REPUBLIKA.CO.ID, YOGYAKARTA -- Rencana pemerintah memberlakukan program pelatihan bela negara efektif untuk menangkal tumbuhnya separatisme. Demikian disampaikan pakar hukum internasional Universitas Islam Indonesia (UII) Jawahir Thontowi.
"Gangguan dan ancaman dari dalam negara seperti separatisme dan radikalisme sesungguhnya dapat ditangkal melalui pelatihan bela negara," kata Jawahir di Yogyakarta, Selasa.

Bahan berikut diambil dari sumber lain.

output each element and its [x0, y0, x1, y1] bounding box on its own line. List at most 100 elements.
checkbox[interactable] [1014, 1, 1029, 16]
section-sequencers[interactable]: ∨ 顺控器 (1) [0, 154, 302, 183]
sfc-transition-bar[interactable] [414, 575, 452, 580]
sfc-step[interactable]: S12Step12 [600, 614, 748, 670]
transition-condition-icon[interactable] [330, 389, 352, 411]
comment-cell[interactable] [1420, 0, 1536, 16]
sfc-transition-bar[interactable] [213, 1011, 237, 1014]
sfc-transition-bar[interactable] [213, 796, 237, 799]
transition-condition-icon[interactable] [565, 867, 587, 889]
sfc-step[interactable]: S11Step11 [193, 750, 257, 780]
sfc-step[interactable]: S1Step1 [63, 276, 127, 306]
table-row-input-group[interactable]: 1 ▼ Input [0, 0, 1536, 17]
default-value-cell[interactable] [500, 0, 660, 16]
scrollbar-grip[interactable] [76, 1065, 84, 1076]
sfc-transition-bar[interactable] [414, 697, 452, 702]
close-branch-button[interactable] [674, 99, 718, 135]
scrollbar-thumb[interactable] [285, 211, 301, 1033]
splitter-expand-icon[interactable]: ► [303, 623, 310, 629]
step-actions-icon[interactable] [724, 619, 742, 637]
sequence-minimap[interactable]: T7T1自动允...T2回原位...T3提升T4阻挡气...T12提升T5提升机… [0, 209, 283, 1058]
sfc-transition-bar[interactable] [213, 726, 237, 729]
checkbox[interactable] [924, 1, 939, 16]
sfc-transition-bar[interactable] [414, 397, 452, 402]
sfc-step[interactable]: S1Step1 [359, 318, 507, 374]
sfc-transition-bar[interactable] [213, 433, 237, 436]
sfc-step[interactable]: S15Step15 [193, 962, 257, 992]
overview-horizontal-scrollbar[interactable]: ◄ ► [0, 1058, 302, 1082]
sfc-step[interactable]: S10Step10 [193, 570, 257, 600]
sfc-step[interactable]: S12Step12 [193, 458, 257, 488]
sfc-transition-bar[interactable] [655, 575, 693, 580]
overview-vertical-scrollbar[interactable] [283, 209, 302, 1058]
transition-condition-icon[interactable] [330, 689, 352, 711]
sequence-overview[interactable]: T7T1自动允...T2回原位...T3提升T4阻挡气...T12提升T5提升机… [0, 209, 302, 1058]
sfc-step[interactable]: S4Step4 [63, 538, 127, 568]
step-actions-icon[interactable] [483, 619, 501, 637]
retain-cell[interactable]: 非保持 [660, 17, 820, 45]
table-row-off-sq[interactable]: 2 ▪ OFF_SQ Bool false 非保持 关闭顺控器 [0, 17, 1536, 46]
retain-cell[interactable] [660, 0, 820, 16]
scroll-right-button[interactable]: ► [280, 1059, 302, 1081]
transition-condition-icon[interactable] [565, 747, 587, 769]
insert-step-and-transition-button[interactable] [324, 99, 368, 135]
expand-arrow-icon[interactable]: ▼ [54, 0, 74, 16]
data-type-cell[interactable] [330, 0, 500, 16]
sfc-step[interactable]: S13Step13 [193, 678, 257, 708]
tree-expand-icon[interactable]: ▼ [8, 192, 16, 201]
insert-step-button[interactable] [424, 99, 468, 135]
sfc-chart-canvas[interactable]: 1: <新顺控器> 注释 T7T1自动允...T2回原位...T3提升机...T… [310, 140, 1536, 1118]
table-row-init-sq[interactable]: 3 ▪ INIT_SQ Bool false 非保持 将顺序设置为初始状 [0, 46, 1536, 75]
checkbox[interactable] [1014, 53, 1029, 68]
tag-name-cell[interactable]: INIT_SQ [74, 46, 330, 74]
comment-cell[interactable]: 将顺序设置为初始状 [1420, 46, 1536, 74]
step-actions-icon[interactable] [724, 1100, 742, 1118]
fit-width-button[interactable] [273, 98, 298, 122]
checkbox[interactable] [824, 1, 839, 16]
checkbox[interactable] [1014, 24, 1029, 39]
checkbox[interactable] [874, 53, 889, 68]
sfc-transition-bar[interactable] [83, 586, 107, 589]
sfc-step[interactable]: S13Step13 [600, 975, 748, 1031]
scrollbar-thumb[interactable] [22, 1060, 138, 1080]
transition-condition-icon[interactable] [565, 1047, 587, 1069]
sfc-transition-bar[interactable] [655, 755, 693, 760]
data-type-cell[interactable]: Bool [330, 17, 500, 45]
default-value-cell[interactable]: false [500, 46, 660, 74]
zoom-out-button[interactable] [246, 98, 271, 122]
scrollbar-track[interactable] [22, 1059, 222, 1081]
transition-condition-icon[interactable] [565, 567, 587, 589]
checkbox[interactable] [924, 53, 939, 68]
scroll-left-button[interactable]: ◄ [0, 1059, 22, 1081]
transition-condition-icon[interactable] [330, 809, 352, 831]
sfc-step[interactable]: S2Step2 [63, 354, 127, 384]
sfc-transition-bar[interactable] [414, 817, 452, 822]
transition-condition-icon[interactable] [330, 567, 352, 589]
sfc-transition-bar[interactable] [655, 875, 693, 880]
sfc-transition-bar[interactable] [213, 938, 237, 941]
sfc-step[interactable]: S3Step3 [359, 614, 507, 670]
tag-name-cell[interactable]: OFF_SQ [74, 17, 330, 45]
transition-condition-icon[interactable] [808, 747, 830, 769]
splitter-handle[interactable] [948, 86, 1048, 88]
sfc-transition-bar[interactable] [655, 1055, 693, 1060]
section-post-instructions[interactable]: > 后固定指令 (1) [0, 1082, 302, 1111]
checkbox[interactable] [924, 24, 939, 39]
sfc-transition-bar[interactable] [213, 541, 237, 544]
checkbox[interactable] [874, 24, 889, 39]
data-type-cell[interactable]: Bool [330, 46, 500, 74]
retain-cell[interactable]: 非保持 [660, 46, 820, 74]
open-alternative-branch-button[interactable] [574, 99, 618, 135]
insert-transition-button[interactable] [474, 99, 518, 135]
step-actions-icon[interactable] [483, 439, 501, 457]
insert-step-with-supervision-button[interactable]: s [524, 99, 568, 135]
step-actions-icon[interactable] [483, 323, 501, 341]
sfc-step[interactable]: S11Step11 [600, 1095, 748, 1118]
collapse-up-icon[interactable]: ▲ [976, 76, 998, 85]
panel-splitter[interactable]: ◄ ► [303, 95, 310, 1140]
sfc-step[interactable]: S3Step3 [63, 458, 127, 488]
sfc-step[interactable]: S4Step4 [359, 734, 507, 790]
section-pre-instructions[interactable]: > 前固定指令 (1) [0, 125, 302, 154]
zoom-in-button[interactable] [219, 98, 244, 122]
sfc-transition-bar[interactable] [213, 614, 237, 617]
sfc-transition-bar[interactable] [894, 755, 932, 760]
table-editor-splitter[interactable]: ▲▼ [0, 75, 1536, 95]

Menurut dia, pelatihan bela negara bagi seluruh warga negara Indonesia sangat penting untuk menumbuhkan rasa cinta Tanah Air guna memperkokoh ketahanan nasional yang tangguh. Pelatihan bela negara, kata Jawahir, jangan sampai disalahtafsirkan sebagai program wajib militer (wamil) seperti yang diberlakukan di Korea Utara, Korea Selatan dan Singapura. "Jangan melulu diartikan sebagai wajib militer," kata dia.
Implementasi program pelatihan bela negara, kata dia, antara lain dapat diwujudkan dengan penanaman nilai-nilai Pancasila sebagai ideologi negara serta penguatan ketaatan terhadap Undang-Undang Dasar (UUD) 1945.
"Memang perlu dipertanyakan ketika WNI tidak memahami atau tidak mengamalkan ideologi Pancasila itu," kata dia.
Menurut Jawahir, inisiatif untuk menghidupkan pelatihan bela negara sesungguhnya sudah lama dibutuhkan Indonesia. Selain efektif untuk menangkal ancaman militer dari negar asing, pelatihan bela negara diperlukan menyusul banyaknya penyebaran paham-paham radikal atau paham transnasional yang menyasar generasi muda.
"Bahkan seharusnya mulai sejak kecil wajib ditanamkan nilai cinta dan setia pada negara. Apalagi dalam Islam cinta negara juga bagian dari iman," kata dia.
Dengan demikian, menurut dia, pencetakan kader-kader bela negara seperti yang dimaksud Kementerian Pertahanan harus diartikan untuk menghidupkan pelibatan rakyat dalam menegakkan dan mempertahankan kedaulatan negara.